For various reasons, we all tend to put on a little weight as we move through middle age and into our senior years. We become gradually more sedentary, our metabolic mechanism slows, and the extra pounds accumulate. By some estimates, four out of 10 Americans over the age of 60 fit the conventional definition of obese (a BMI of 30 or more). So, it’s not surprising that the recent headlines about weight-loss drugs have generated some interest among seniors — along with some warnings from physicians.
Results of a study published last month in the New England Journal of Medicine show that participants taking Eli Lilly’s experimental drug retatrutide lost an average of 24 percent of their body weight over a 48-week period. The findings were “mind-blowing,” Shauna Levy, MD, medical director of the Tulane Bariatric Center, told NBC News. Levy was not involved with the study.

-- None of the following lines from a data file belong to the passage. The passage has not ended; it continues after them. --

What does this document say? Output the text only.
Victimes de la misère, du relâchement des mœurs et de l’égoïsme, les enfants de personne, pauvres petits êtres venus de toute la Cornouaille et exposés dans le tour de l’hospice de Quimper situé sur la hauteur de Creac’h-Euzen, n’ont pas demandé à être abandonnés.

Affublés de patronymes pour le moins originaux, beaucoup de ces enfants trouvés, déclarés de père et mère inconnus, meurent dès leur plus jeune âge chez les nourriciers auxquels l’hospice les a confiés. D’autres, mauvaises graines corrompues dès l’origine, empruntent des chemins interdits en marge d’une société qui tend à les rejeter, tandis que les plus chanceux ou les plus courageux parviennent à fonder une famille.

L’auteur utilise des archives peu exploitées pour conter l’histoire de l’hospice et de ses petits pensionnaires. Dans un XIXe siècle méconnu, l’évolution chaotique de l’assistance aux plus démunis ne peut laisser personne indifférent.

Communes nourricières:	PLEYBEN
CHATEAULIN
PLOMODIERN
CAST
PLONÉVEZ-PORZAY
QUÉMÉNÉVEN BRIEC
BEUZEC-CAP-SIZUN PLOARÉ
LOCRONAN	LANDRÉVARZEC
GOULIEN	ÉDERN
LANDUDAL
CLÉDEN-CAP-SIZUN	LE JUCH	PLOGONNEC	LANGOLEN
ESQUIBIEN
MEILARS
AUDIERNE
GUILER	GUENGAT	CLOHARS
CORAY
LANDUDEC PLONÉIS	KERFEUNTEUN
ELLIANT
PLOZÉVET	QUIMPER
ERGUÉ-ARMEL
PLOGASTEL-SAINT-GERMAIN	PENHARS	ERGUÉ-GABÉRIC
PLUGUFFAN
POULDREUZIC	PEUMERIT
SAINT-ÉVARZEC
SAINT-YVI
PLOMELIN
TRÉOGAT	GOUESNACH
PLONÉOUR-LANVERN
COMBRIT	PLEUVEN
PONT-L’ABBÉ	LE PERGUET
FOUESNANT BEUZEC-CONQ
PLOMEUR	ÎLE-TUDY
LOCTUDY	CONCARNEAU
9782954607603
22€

It’s only the latest in a series of eye-opening developments from Big Pharma on the weight-loss front. The Food and Drug Administration in 2022 approved Eli Lilly’s Mounjaro, which has shown similar weight-loss results, to treat type 2 diabetes. That followed on the heels of the FDA’s approval of the type 2 diabetes/weight-loss drug Ozempic and Wegovy, a very similar injectable specifically prescribed to shed pounds.
“The drugs have been transformative to say the least,” Levy noted. “They’ve given so many people hope that felt sort of hopeless in this fight against obesity.”
These medications work by essentially telling your brain that you’re not hungry. “It takes your appetite right away,” Corlee Morris, 78, tells Judith Graham in the Washington Post after she lost 40 pounds in four months while taking Ozempic. “I wasn’t hungry at all, and I lost weight like mad.”
Studies suggest the side effects — stomach pain and other types of digestive discomfort — are mild, though some experts question the relevance of those findings for older adults, given the paucity of seniors included in the various trials. Weight loss, they argue, becomes more nuanced as we grow old.
There’s plenty of evidence to recommend maintaining a lean profile in our golden years, but shedding weight simply by curbing our appetite comes with complications. Those pounds we’re dropping may include both fat as well as the muscle mass we need to prevent frailty, falls, and a general erosion of functionality. Rather than focusing on calories alone, seniors need to include physical activity — both aerobic and strength training — as part of their weight-loss regimen.
And seniors opting for one of the new drugs to suppress their hunger should also be mindful of what they’re putting on their plates when they do sit down to eat, says Anne Newman, MD, MPH, director of the University of Pittsburgh Center for Aging and Population Health. “It’s critically important that their diet includes adequate protein and calcium to preserve bone and muscle mass.”
“My concern is, once we put patients on these obesity drugs, are we supporting lifestyle changes that will maintain their health?” Singh asks. “Medication alone won’t be sufficient; we will still need to address behaviors.”
It’s these sorts of issues that worry Sukhpreet Singh, MD, system medical director at Henry Ford Health’s weight management program. When a pill promises quick and painless results, after all, it’s easy to prolong habits that may be contributing to the problem. “My concern is, once we put patients on these obesity drugs, are we supporting lifestyle changes that will maintain their health?” Singh asks. “Medication alone won’t be sufficient; we will still need to address behaviors.”
That’s the grim reality Laurie Rich, 63, encountered when she shifted from private insurance to Social Security Disability Insurance late last year. Wegovy and another weight-loss medication had helped her shed more than 40 pounds before she discovered that the drugs weren’t covered by her government plan. Before long, she’d added 14 pounds. “I haven’t changed my eating. The only thing that’s different is that some signal in my brain is telling me I’m hungry all the time,” she tells Graham. “I feel horrible.”
Like any other weight-loss regimen, these drugs don’t guarantee you’ll be able to keep off the weight over the long term. And even if the data eventually shows that to be the case, the cost — more than $10,000 a year — may limit access for seniors unless Medicare coverage policies change. The agency, contemplating the enormous cost of covering millions of overweight seniors, currently reimburses only beneficiaries who are diagnosed with type 2 diabetes. And that’s creating a conundrum for physicians whose patients battling obesity could benefit from the drugs but don’t meet those guidelines.
“I’m just waiting for this patient’s blood sugar to rise to a level where diabetes can be diagnosed,” Shauna Matilda Assadzandi, MD, a geriatrician at the University of Pittsburgh, tells Graham of a patient with high blood pressure and elevated cholesterol who was gaining weight rapidly but had not yet reached the threshold requiring a type 2 diabetes diagnosis. “Wouldn’t it make sense to intervene now?”
As Big Pharma continues to churn out these wonder drugs and Medicare continues to blanch at the potential costs of covering seniors hoping to lighten their load, that’s a question Assadzandi and her peers will likely be asking for some time to come.